Stetson’s Clinics are also an invaluable resource. Stetson has fostered relationships with different communities and local circuits throughout the area. In those settings you’re getting real work in real trials. I did the Sixth Judicial Circuit Prosecution Clinic my last semester.

Because of that clinic, I did real-world legal work before I even graduated law school.

"By the time I graduated, I’d worked in real jury trials, I’d done voir dire, I’d cross-examined witnesses, I’d interviewed police officers."

Stetson really has a plan for their students with all these clinics. They push you to do all these things so that you realize you can do them; so that you graduate prepared for whatever it is you want to do.

What course did you find most challenging your first year?

I’d have to say Legal Research and Writing. And I think my Research and Writing professor would probably say the same thing! [Laughs.]

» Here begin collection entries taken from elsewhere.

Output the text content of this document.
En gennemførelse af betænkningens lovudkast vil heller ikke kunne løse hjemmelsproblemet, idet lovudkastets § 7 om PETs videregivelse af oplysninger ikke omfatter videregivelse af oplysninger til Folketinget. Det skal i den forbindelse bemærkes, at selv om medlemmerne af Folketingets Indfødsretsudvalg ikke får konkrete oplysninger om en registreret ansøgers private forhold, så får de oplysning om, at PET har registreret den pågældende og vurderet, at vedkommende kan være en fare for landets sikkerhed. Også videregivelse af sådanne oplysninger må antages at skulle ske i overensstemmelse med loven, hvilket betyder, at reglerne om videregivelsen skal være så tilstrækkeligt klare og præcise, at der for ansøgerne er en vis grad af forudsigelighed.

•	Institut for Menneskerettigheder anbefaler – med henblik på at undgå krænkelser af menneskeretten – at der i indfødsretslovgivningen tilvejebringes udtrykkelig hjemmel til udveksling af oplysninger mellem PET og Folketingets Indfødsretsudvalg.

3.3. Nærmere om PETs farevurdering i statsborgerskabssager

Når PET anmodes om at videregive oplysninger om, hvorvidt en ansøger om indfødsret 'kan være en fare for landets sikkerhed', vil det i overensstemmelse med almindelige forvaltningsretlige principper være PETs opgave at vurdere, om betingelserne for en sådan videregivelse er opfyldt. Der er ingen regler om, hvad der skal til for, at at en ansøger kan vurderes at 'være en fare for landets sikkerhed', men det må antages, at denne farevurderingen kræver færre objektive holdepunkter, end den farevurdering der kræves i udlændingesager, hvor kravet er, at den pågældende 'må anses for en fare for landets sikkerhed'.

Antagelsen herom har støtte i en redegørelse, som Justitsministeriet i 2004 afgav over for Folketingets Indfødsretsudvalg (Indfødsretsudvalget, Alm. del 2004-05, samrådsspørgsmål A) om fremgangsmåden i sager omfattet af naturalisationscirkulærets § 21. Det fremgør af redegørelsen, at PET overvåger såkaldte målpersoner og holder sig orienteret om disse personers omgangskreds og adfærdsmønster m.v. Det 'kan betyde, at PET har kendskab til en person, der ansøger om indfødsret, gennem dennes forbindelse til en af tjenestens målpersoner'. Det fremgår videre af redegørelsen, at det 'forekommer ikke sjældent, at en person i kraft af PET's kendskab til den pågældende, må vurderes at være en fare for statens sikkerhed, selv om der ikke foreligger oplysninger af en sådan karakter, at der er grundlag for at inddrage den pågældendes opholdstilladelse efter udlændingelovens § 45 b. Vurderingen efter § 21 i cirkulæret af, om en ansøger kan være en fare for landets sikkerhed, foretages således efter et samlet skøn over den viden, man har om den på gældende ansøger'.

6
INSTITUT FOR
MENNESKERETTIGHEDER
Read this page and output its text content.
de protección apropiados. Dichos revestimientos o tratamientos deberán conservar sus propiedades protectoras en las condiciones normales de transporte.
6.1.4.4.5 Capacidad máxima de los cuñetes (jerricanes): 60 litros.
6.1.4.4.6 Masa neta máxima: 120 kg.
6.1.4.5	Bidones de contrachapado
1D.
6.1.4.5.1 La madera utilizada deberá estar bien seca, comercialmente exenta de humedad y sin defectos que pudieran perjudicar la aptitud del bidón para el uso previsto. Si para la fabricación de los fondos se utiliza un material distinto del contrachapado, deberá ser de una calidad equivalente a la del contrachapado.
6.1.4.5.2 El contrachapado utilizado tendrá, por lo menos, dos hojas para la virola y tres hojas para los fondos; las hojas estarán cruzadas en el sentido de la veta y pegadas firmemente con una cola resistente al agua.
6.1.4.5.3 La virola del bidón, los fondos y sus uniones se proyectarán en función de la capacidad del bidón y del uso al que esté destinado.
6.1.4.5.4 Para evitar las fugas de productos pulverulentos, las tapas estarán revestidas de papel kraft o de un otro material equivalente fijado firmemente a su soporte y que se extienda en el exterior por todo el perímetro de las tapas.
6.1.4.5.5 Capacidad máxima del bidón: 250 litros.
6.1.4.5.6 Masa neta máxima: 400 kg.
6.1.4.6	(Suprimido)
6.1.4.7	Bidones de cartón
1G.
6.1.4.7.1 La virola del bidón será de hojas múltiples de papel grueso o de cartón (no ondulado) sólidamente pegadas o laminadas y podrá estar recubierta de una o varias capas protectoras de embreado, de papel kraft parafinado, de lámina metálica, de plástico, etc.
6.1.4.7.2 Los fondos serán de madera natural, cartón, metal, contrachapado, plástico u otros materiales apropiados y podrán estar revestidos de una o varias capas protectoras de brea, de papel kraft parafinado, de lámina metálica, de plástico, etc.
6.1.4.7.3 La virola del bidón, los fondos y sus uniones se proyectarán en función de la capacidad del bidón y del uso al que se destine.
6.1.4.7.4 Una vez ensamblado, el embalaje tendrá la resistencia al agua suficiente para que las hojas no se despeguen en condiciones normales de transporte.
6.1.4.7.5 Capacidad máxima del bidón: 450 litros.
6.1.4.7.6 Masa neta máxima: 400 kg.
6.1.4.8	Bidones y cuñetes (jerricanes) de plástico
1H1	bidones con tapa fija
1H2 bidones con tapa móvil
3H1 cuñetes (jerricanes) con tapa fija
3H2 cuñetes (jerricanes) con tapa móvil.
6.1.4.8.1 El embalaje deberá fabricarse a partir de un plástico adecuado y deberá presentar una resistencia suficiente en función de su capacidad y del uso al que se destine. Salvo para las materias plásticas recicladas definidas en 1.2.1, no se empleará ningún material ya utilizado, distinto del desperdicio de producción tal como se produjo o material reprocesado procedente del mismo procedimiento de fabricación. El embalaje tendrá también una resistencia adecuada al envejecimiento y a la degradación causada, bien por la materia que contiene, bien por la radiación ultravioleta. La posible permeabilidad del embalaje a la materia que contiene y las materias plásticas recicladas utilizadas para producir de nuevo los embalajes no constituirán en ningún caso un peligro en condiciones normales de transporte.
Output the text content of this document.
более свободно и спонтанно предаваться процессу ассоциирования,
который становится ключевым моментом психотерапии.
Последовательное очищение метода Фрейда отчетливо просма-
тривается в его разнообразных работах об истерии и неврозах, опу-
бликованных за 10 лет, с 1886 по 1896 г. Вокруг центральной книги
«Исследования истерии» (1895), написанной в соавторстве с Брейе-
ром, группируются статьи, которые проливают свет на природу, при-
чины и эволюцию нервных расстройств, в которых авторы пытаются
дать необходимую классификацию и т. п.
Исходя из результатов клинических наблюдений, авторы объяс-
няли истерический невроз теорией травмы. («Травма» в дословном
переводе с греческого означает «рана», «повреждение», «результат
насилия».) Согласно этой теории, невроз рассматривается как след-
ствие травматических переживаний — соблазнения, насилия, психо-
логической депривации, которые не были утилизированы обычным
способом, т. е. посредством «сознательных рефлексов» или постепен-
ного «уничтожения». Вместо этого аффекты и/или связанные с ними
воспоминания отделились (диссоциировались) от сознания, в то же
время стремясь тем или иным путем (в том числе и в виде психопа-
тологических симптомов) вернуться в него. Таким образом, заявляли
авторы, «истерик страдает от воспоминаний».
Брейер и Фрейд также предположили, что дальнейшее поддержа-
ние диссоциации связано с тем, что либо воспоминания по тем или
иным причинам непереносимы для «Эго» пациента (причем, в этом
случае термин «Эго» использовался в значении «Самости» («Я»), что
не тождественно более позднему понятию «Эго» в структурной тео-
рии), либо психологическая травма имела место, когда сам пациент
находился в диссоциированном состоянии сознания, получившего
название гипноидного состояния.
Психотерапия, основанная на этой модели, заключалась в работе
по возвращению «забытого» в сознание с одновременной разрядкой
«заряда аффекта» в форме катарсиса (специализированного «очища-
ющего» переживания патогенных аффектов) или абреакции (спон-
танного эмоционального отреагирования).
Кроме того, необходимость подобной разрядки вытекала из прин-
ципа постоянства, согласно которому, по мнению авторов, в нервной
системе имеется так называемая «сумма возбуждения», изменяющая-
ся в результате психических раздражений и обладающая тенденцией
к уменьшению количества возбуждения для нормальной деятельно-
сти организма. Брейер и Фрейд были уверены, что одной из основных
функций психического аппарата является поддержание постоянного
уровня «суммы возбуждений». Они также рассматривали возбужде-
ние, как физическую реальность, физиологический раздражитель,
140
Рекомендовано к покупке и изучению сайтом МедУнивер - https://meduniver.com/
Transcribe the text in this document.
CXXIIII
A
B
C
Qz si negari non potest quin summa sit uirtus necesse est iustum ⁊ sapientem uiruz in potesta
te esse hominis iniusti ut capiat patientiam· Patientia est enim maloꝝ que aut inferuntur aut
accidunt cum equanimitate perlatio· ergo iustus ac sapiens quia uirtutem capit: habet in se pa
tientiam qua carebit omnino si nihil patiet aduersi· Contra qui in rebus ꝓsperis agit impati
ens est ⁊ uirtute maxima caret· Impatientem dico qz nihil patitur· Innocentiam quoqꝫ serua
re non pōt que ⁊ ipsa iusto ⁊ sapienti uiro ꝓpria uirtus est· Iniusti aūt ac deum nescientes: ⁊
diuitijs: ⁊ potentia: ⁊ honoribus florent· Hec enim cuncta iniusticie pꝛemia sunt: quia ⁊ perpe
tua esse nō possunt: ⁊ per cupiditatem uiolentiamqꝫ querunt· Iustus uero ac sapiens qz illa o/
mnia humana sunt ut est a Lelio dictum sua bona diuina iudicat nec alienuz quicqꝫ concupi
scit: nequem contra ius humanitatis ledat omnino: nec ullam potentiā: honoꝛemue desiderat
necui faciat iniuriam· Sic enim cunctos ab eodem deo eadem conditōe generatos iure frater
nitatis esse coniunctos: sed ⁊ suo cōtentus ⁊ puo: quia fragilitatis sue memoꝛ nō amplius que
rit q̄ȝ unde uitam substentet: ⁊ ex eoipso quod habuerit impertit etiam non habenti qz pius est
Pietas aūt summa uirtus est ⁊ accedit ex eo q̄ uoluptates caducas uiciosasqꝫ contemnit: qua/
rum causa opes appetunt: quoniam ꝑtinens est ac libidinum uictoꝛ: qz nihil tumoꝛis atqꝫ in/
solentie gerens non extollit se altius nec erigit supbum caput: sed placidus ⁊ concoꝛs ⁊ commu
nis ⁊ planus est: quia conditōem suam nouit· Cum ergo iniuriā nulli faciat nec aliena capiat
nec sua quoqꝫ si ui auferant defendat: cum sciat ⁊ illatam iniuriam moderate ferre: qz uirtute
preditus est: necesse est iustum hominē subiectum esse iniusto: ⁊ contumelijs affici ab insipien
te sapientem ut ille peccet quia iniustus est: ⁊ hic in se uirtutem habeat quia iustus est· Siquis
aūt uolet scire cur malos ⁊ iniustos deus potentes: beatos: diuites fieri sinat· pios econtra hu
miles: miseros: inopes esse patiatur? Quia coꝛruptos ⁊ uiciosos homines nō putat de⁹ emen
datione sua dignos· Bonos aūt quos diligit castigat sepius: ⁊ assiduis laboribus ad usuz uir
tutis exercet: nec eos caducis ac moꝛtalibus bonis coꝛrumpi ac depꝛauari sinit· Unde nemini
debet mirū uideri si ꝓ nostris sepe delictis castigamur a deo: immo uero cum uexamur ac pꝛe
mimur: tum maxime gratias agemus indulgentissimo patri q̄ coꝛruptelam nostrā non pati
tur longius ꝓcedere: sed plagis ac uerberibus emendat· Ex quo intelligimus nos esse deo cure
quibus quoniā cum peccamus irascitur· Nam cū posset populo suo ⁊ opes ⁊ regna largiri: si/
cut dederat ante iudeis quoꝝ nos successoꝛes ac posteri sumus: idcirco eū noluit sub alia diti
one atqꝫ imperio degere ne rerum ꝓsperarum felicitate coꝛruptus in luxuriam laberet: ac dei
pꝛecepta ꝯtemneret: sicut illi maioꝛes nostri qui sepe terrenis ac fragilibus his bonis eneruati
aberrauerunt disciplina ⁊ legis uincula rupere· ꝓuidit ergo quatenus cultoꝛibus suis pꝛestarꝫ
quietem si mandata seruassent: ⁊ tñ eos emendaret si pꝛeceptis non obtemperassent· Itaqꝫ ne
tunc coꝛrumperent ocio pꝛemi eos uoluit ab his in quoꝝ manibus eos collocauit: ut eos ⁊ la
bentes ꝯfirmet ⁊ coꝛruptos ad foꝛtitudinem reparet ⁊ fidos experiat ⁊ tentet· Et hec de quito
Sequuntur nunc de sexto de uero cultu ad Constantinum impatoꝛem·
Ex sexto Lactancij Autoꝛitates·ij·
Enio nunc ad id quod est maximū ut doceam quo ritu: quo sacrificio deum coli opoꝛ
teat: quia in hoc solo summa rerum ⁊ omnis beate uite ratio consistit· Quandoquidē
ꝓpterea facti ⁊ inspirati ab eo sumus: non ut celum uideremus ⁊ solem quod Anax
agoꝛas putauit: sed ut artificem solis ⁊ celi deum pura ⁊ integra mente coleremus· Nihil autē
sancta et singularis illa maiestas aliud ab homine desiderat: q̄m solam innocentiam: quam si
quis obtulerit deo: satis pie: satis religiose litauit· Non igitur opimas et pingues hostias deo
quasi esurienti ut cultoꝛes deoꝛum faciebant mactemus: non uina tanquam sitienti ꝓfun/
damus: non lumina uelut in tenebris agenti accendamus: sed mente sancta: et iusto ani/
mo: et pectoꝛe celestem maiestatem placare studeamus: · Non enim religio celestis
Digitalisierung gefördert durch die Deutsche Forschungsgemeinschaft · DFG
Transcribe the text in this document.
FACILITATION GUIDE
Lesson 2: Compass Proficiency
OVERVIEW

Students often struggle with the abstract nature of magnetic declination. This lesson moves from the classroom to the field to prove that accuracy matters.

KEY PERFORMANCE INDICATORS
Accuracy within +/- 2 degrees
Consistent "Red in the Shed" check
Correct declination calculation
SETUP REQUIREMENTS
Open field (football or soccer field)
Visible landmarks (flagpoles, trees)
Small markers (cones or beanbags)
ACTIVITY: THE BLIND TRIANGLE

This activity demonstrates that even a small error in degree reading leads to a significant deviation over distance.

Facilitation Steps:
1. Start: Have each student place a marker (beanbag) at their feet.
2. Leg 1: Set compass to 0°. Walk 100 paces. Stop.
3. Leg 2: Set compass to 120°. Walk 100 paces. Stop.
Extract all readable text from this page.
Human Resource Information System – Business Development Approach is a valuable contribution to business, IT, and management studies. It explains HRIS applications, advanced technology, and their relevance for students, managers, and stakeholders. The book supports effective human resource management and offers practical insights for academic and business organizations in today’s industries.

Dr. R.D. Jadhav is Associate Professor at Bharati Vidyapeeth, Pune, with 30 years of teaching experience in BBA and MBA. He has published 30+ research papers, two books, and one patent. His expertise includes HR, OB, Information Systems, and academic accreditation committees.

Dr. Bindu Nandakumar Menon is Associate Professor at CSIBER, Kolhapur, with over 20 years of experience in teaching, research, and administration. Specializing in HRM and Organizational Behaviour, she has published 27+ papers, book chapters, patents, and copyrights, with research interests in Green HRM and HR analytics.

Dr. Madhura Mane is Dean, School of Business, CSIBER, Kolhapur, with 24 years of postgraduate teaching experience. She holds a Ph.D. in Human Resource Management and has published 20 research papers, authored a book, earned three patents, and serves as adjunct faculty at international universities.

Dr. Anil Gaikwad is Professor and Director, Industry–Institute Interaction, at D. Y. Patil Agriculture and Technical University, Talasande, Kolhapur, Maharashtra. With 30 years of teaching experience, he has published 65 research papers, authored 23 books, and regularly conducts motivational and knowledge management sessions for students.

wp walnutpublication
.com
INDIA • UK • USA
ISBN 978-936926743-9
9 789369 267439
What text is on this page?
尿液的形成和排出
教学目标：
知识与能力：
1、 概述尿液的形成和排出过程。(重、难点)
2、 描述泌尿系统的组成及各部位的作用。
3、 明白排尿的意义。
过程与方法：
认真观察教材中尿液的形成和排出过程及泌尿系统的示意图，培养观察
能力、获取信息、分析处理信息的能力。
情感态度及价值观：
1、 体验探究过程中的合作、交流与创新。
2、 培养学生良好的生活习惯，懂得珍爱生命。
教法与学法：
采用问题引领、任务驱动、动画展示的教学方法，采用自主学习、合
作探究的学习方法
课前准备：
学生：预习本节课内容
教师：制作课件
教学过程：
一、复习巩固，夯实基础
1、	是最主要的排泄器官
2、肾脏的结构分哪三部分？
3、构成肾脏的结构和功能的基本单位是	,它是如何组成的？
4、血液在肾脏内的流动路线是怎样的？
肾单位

In your first year in Research and Writing you have to learn a whole different language with different words and different phrases, but what it does is it prepares you for your other classes in law school. You have to be an effective advocate in writing as well as verbally, and Research and Writing prepares you for that.

What course did you enjoy the most?

It would be either Evidence or Evidentiary Foundations and Objections. Both were with Professor Boals. Both of those classes were really tailored to practical questions about how you actually work as an attorney. Stetson’s very very good at that. Some schools’ classes are all geared toward how to pass the Bar exam.

"At Stetson, they’re not just training you to pass the Bar. That’s going to happen. Being a good attorney: that’s what they’re actually training you for."

In Evidentiary Foundations and Objections, you’re required to use the rules of evidence while standing up in one of our courtrooms, actually arguing and directing witnesses and practicing doing things on your feet. That’s what I liked so much about that class.

What advice would you give people starting out on their law school journey?

If advocating is something that you’re passionate about, there are very few schools out there that can compare to Stetson.

Remember: law school is hard. It’s three years of doing things you’ve never done before. But when you think back to why you first wanted to do it – maybe it’s to advocate for people, maybe it’s to transcend a social class, maybe it’s to make a lot of money – whatever it is, you have to have a why to look back on when things get difficult during the process.

"Future You is going to look back at what you’re doing now and be thankful."